A synopsis in Brian’s own words tells the tale of his coming-of-age tale. “Set in seaside Nailer’s Cove, ‘Wildball’ is the story of Shane Monoghan—one of the best collegiate shortstops in the Nation. While playing summer ball in the prestigious Cove League, Shane fights for his position both on the field and off. Balancing a complicated host family and his brother’s redeployment to Iraq, Shane learns that his high school coach Mike Calloway, the man responsible for developing him as a player and bullying him relentlessly, just passed away.

“Unable to process his anger at Calloway, Shane finds comfort and distraction in mentoring a local kid, Noah Kinton, while stepping into the role of Team Captain for the Brigs. But when a former teammate asks for Shane’s support in coming forward about Calloway’s abuse, Shane’s life begins to unravel.

“This coming-of-age tale examines the consequences and catharsis of honesty as Shane risks his future in the game by reconciling a past he can no longer outrun.”

That author notes that, with so much discussion on bullying and abuse, the time was right to write and release this work. The backdrop of the Cove League, the fictional equivalent of our own iconic Cape League, was important to Brian as well, as he is a lover of baseball and lifelong fan of his, and our, hometown team, the Falmouth Commodores. He made a point to note that the antagonistic coach in the book was not a Cape League coach. “The Cape League has this sort of wonder. It’s timeless,” he explained, speaking with affection for a local institution that is one of the few things that “forces us to be present” and allows for a welcome distraction from the inundation of information in our everyday lives.

Brian also gave kudos to his hometown for the support he received throughout this creative process. He offered thanks to hometown favorite author Ted Murphy, whose own coming-of-age novels have been enjoyed worldwide; recognized the dad- and-daughter team of Rich and Elizabeth Sherman for their assistance with publicity; and praised attorney Jonathan Polloni, who helped him wade through the maze of a publishing contract. “It’s been an ‘it takes a village’ kind of ordeal,” explained Falmouth’s newest successful scribe, reinforcing the community spirit and support that define this special place.

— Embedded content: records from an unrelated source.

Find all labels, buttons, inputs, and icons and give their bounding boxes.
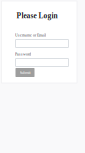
button[interactable]: Submit [16, 68, 34, 77]
staticText: Password [15, 52, 31, 56]
staticText: Username or Email [15, 33, 46, 37]
button[interactable]: Password [16, 58, 68, 66]
staticText: Please Login [16, 12, 58, 20]
button[interactable]: Username or Email [16, 40, 68, 48]
staticText: Submit [20, 70, 30, 75]
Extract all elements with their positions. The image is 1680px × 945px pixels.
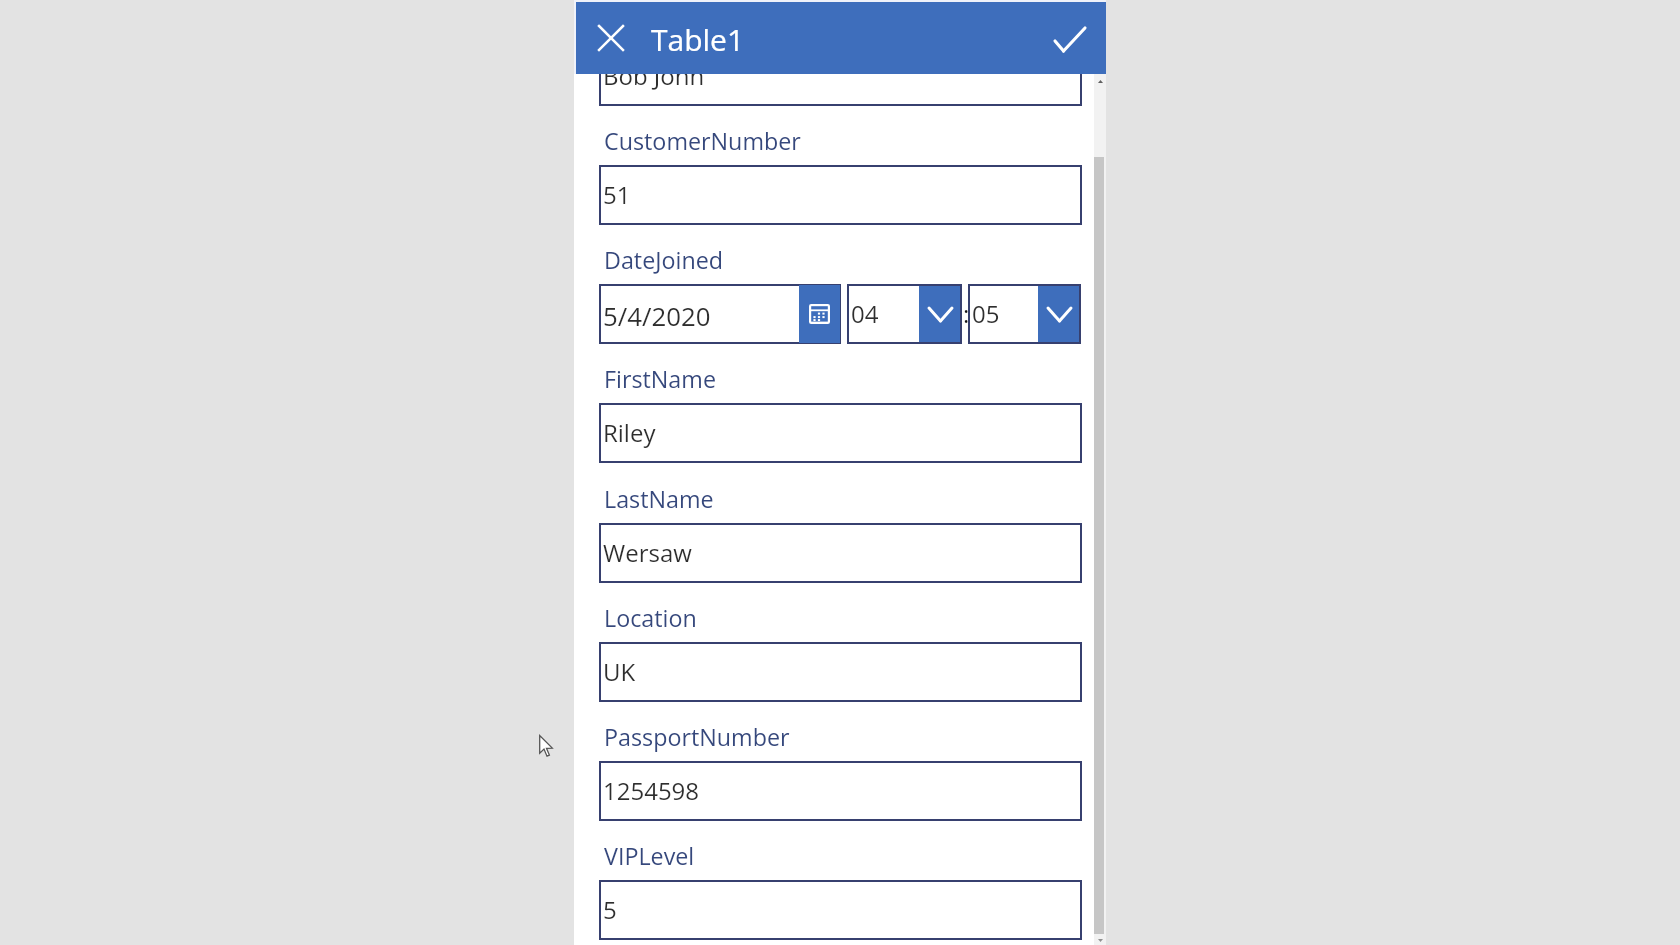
staticText: LastName xyxy=(604,483,714,515)
staticText: PassportNumber xyxy=(604,721,790,753)
staticText: CustomerNumber xyxy=(604,125,801,157)
staticText: 5 xyxy=(603,893,617,926)
staticText: 5/4/2020 xyxy=(603,298,711,333)
button[interactable]: 5 xyxy=(599,880,1082,940)
button[interactable]: Pick date xyxy=(799,285,840,343)
staticText: Bob John xyxy=(603,59,705,92)
button[interactable]: 5/4/2020 xyxy=(599,284,841,344)
staticText: 1254598 xyxy=(603,774,700,807)
button[interactable]: Close xyxy=(587,14,635,62)
button[interactable]: Bob John xyxy=(599,46,1082,106)
button[interactable]: 1254598 xyxy=(599,761,1082,821)
staticText: VIPLevel xyxy=(604,840,695,872)
staticText: FirstName xyxy=(604,363,716,395)
button[interactable]: 51 xyxy=(599,165,1082,225)
button[interactable]: Save xyxy=(1045,15,1094,63)
staticText: 04 xyxy=(851,297,879,330)
staticText: : xyxy=(963,297,970,330)
button[interactable]: UK xyxy=(599,642,1082,702)
staticText: 05 xyxy=(972,297,1000,330)
staticText: UK xyxy=(603,655,636,688)
button[interactable]: Minutes xyxy=(968,284,1081,344)
staticText: DateJoined xyxy=(604,244,724,276)
staticText: Wersaw xyxy=(603,536,692,569)
staticText: Riley xyxy=(603,416,656,449)
button[interactable]: Hours xyxy=(847,284,962,344)
staticText: Table1 xyxy=(651,19,745,53)
staticText: 51 xyxy=(603,178,631,211)
staticText: Location xyxy=(604,602,697,634)
button[interactable]: Riley xyxy=(599,403,1082,463)
button[interactable]: Wersaw xyxy=(599,523,1082,583)
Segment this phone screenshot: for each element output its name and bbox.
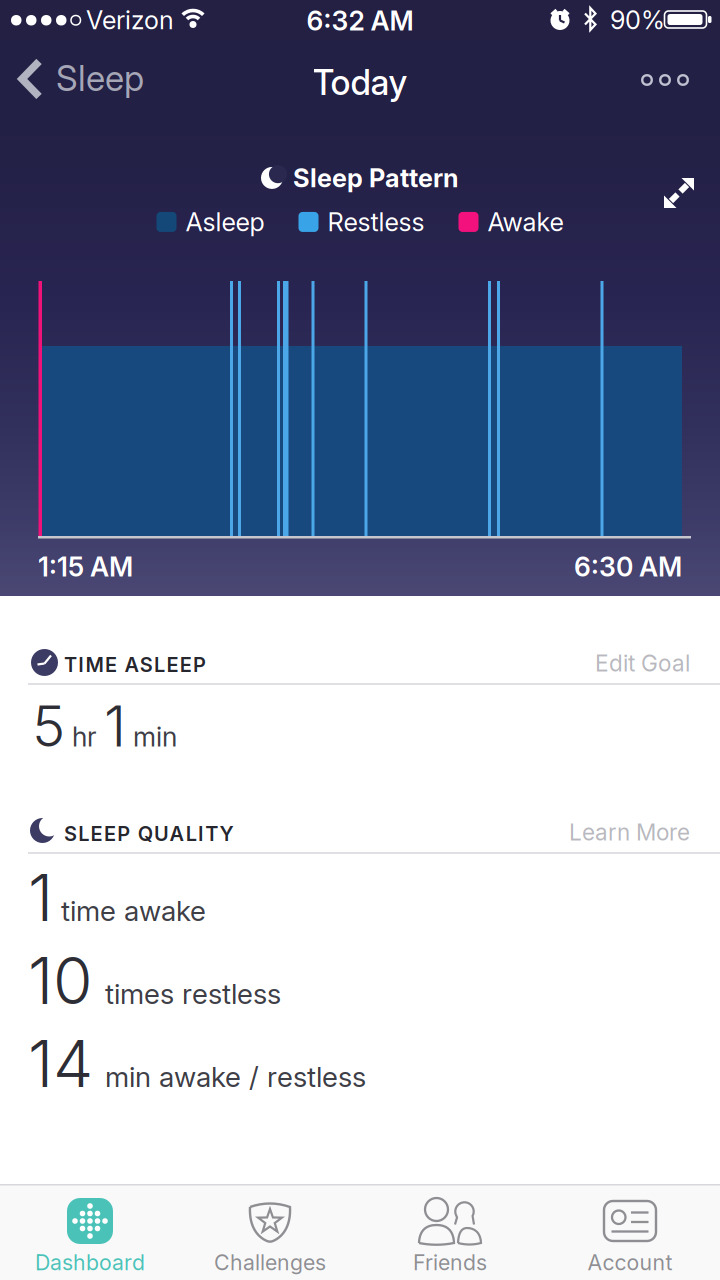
button[interactable]: Expand chart: [663, 177, 695, 209]
button[interactable]: Sleep: [18, 58, 144, 99]
staticText: Sleep: [56, 58, 144, 99]
staticText: Dashboard: [35, 1250, 145, 1275]
staticText: 90%: [610, 5, 665, 35]
staticText: Asleep: [186, 207, 264, 237]
button[interactable]: More options: [630, 60, 700, 100]
staticText: Learn More: [569, 819, 690, 846]
staticText: 6:30 AM: [574, 551, 682, 582]
staticText: times restless: [105, 977, 281, 1010]
staticText: 1: [104, 693, 126, 759]
staticText: Awake: [488, 207, 564, 237]
button[interactable]: Friends: [360, 1186, 540, 1280]
staticText: 10: [28, 943, 93, 1018]
button[interactable]: Account: [540, 1186, 720, 1280]
button[interactable]: Edit Goal: [595, 644, 720, 683]
staticText: TIME ASLEEP: [64, 653, 206, 677]
staticText: hr: [72, 721, 97, 752]
staticText: Today: [312, 62, 408, 103]
button[interactable]: Challenges: [180, 1186, 360, 1280]
staticText: min: [133, 721, 177, 752]
staticText: Restless: [328, 207, 424, 237]
staticText: 6:32 AM: [306, 5, 414, 36]
staticText: 1:15 AM: [38, 551, 133, 582]
staticText: 1: [28, 860, 53, 936]
staticText: SLEEP QUALITY: [64, 822, 234, 846]
button[interactable]: Dashboard: [0, 1186, 180, 1280]
staticText: Verizon: [86, 5, 174, 35]
staticText: Edit Goal: [595, 650, 690, 677]
staticText: time awake: [61, 894, 206, 927]
staticText: Account: [588, 1250, 672, 1275]
staticText: min awake / restless: [105, 1060, 366, 1093]
staticText: Sleep Pattern: [293, 163, 459, 193]
staticText: Friends: [413, 1250, 487, 1275]
staticText: 5: [32, 693, 65, 759]
staticText: Challenges: [214, 1250, 326, 1275]
staticText: 14: [28, 1026, 93, 1102]
button[interactable]: Learn More: [569, 813, 720, 852]
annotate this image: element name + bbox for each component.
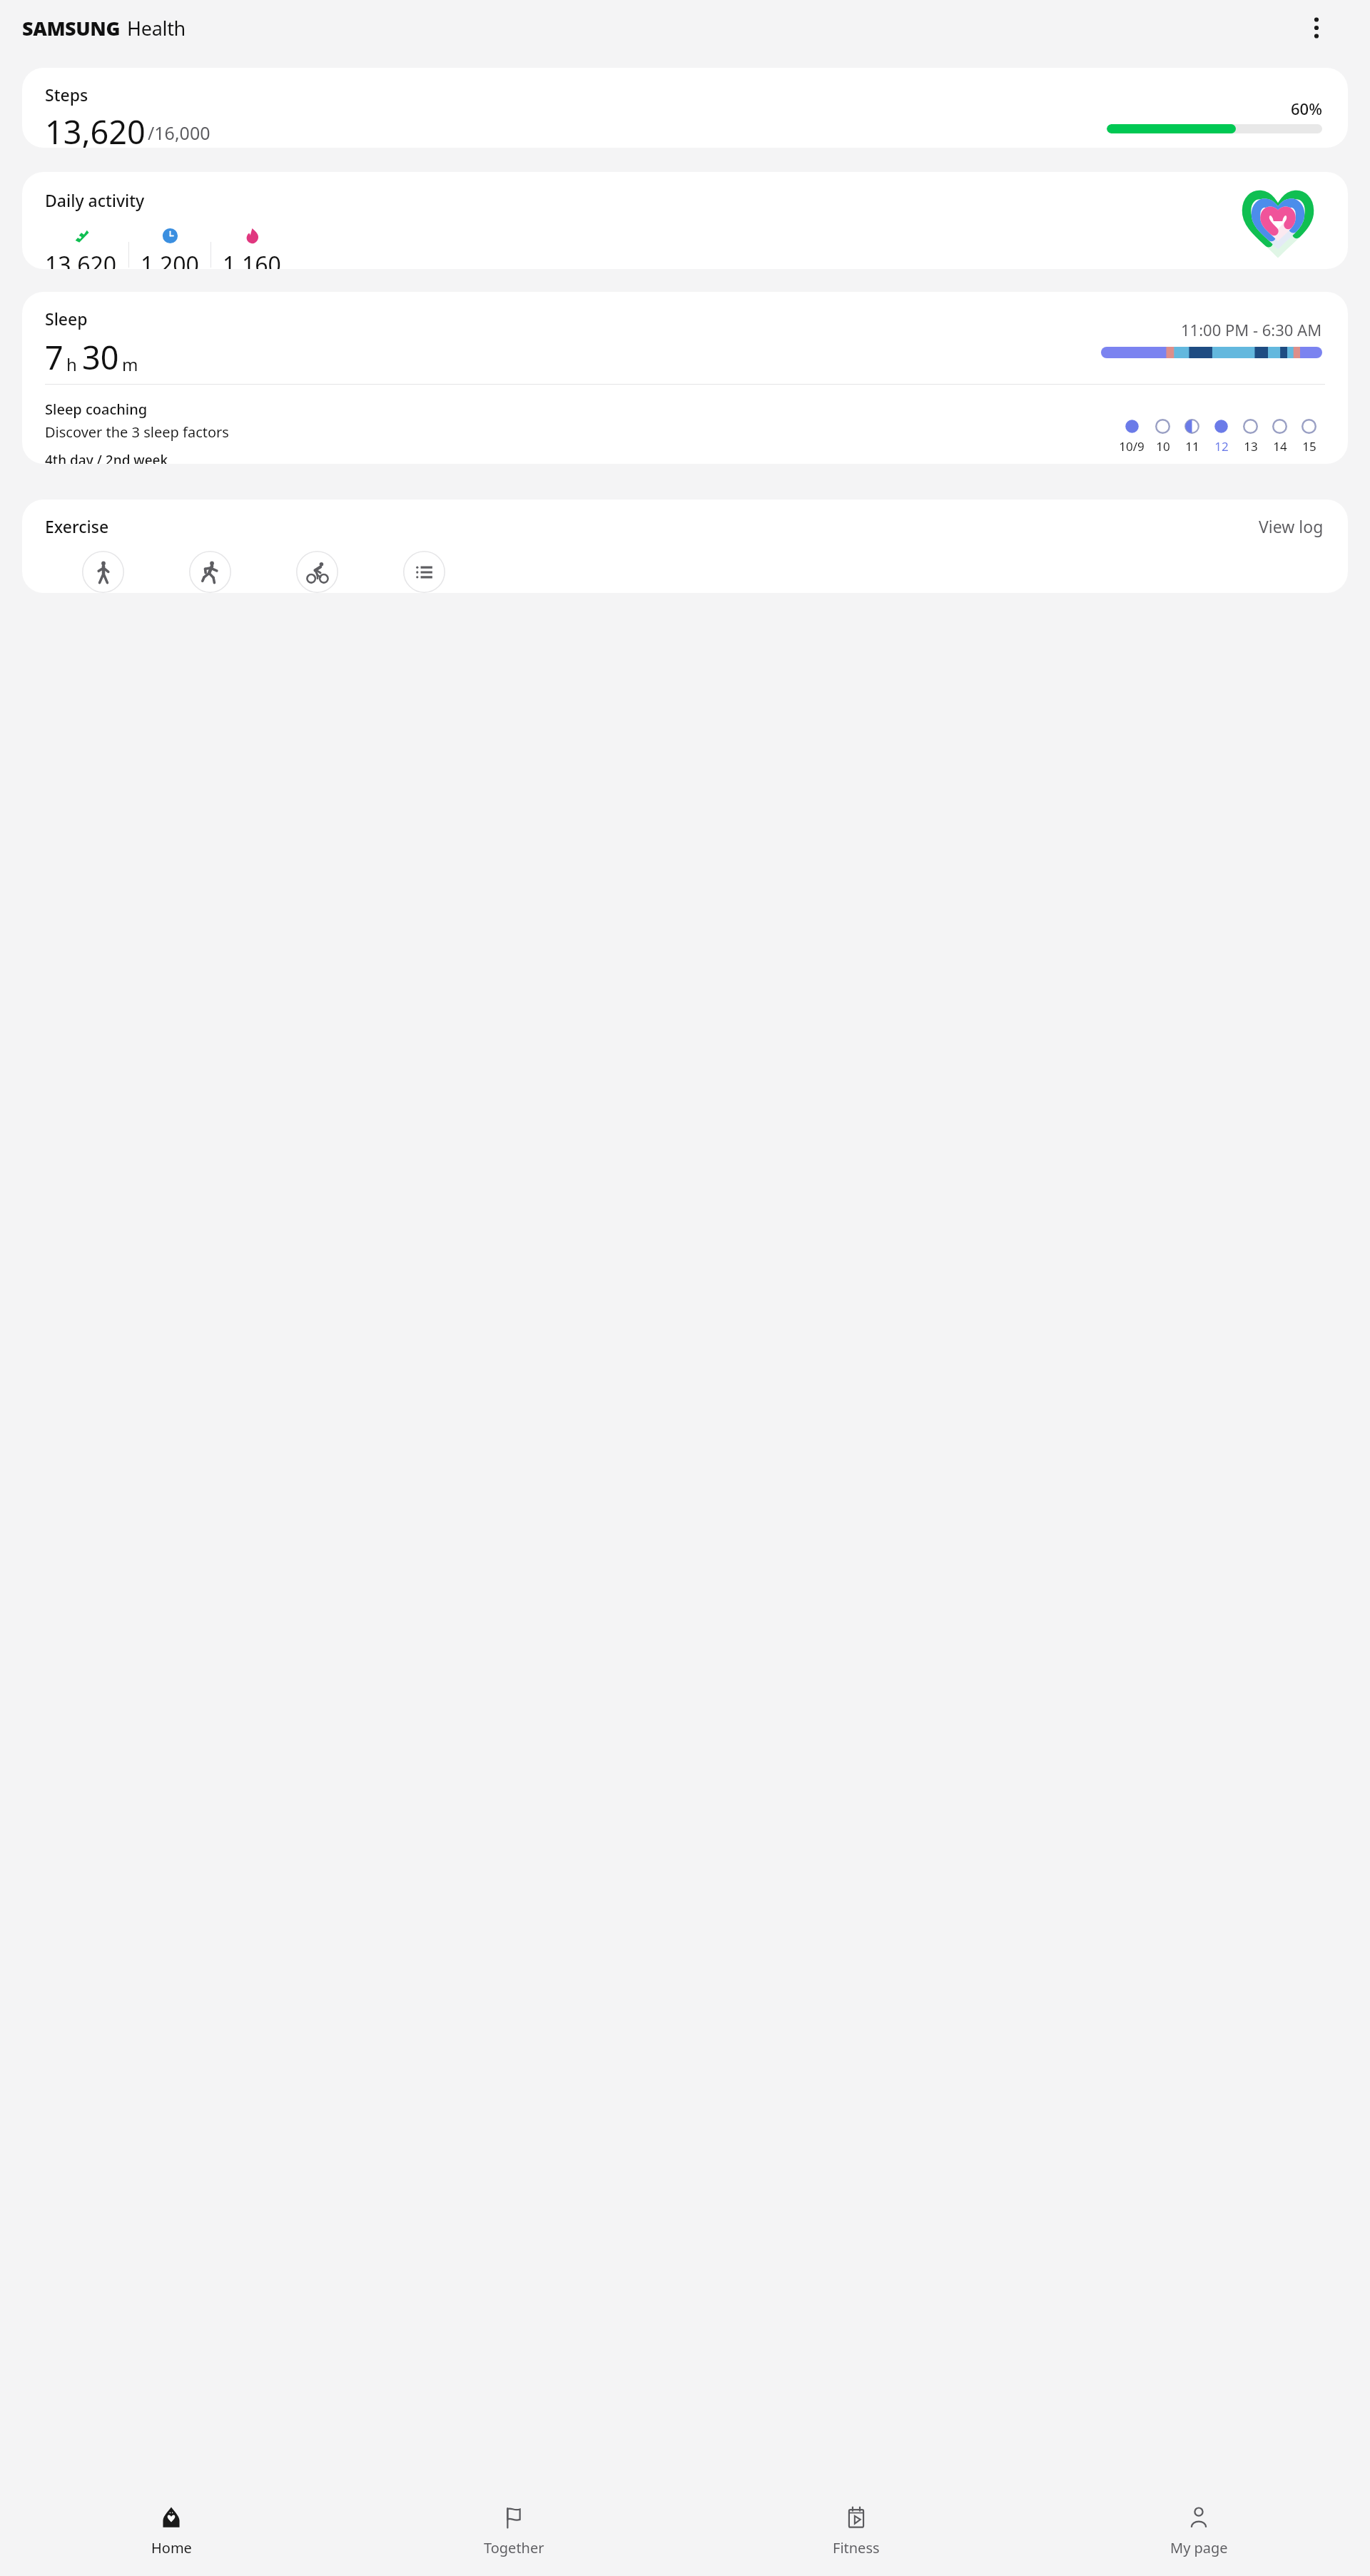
button[interactable]: My page	[1028, 2492, 1370, 2576]
button[interactable]: Daily activity	[22, 172, 1348, 269]
button[interactable]: Together	[342, 2492, 685, 2576]
staticText: Daily activity	[45, 189, 145, 211]
button[interactable]: More exercises	[402, 551, 447, 593]
button[interactable]: Sleep	[22, 292, 1348, 464]
button[interactable]: Running	[188, 551, 233, 593]
staticText: /16,000	[148, 121, 210, 145]
button[interactable]: View log	[1259, 515, 1324, 537]
staticText: My page	[1170, 2538, 1228, 2557]
staticText: 12	[1214, 438, 1229, 455]
staticText: 14	[1273, 438, 1287, 455]
staticText: Sleep coaching	[45, 400, 148, 419]
staticText: h	[66, 353, 77, 376]
staticText: 7	[45, 335, 64, 379]
button[interactable]: Cycling	[295, 551, 340, 593]
staticText: 13,620	[45, 249, 117, 269]
staticText: 11:00 PM - 6:30 AM	[1181, 319, 1322, 340]
staticText: 30	[82, 335, 119, 379]
staticText: m	[122, 353, 138, 376]
staticText: View log	[1259, 515, 1324, 537]
staticText: 10	[1156, 438, 1170, 455]
button[interactable]: Walking	[81, 551, 126, 593]
staticText: 13,620	[45, 110, 146, 148]
staticText: 60%	[1291, 98, 1322, 119]
staticText: 1,200	[141, 249, 199, 269]
staticText: 11	[1185, 438, 1199, 455]
button[interactable]: More options	[1304, 16, 1329, 40]
staticText: 10/9	[1119, 438, 1145, 455]
button[interactable]: Home	[0, 2492, 342, 2576]
staticText: 15	[1302, 438, 1316, 455]
staticText: Discover the 3 sleep factors	[45, 422, 229, 442]
staticText: Steps	[45, 83, 88, 106]
button[interactable]: Steps	[22, 68, 1348, 148]
button[interactable]: Fitness	[685, 2492, 1028, 2576]
staticText: Health	[127, 15, 186, 41]
staticText: 13	[1244, 438, 1258, 455]
staticText: Sleep	[45, 308, 88, 330]
staticText: 1,160	[223, 249, 281, 269]
staticText: Exercise	[45, 515, 109, 537]
staticText: Fitness	[833, 2538, 880, 2557]
button[interactable]: Exercise	[22, 500, 1348, 593]
staticText: Together	[484, 2538, 544, 2557]
staticText: SAMSUNG	[22, 15, 121, 41]
staticText: Home	[151, 2538, 192, 2557]
staticText: 4th day / 2nd week	[45, 451, 168, 464]
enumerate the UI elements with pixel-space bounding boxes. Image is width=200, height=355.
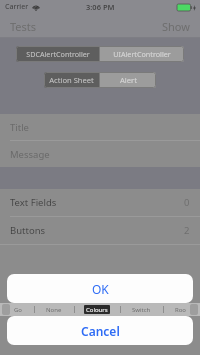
staticText: Colours — [86, 306, 108, 314]
staticText: Message — [10, 148, 50, 161]
staticText: OK — [92, 281, 109, 297]
staticText: UIAlertController — [113, 49, 171, 59]
button[interactable]: Go — [12, 305, 24, 314]
button[interactable]: Roo — [173, 305, 188, 314]
button[interactable]: Alert — [100, 72, 156, 88]
staticText: Switch — [132, 306, 151, 314]
staticText: Action Sheet — [49, 75, 94, 85]
staticText: Alert — [120, 75, 137, 85]
button[interactable]: Switch — [130, 305, 153, 314]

On April 29 at 5 PM, the rest of Brian’s beloved Falmouth will have the opportunity to share in this accomplishment, as his official launch party will be held at the Coffee Obsession on Queen’s Buyway, not only Brian’s place of employment, but a spot where owner Hugh Birmingham displays unwavering support of Falmouth’s artistic community. It’s certainly a fitting location for the launch of a project that reminds us all that it’s okay to be an artist and it’s okay to be artistic. Pre-purchase of the book is available at

Brian revealed to me that his own experiences—particularly some intense bullying while he interned at some production companies in Hollywood—informed and inspired his work. His courage in not only tackling a difficult issue but in drawing a parallel to his own pain is both laudable and notable. He credits his Falmouth community for helping him tell his tale, but it is we who should be thanking him for doing it.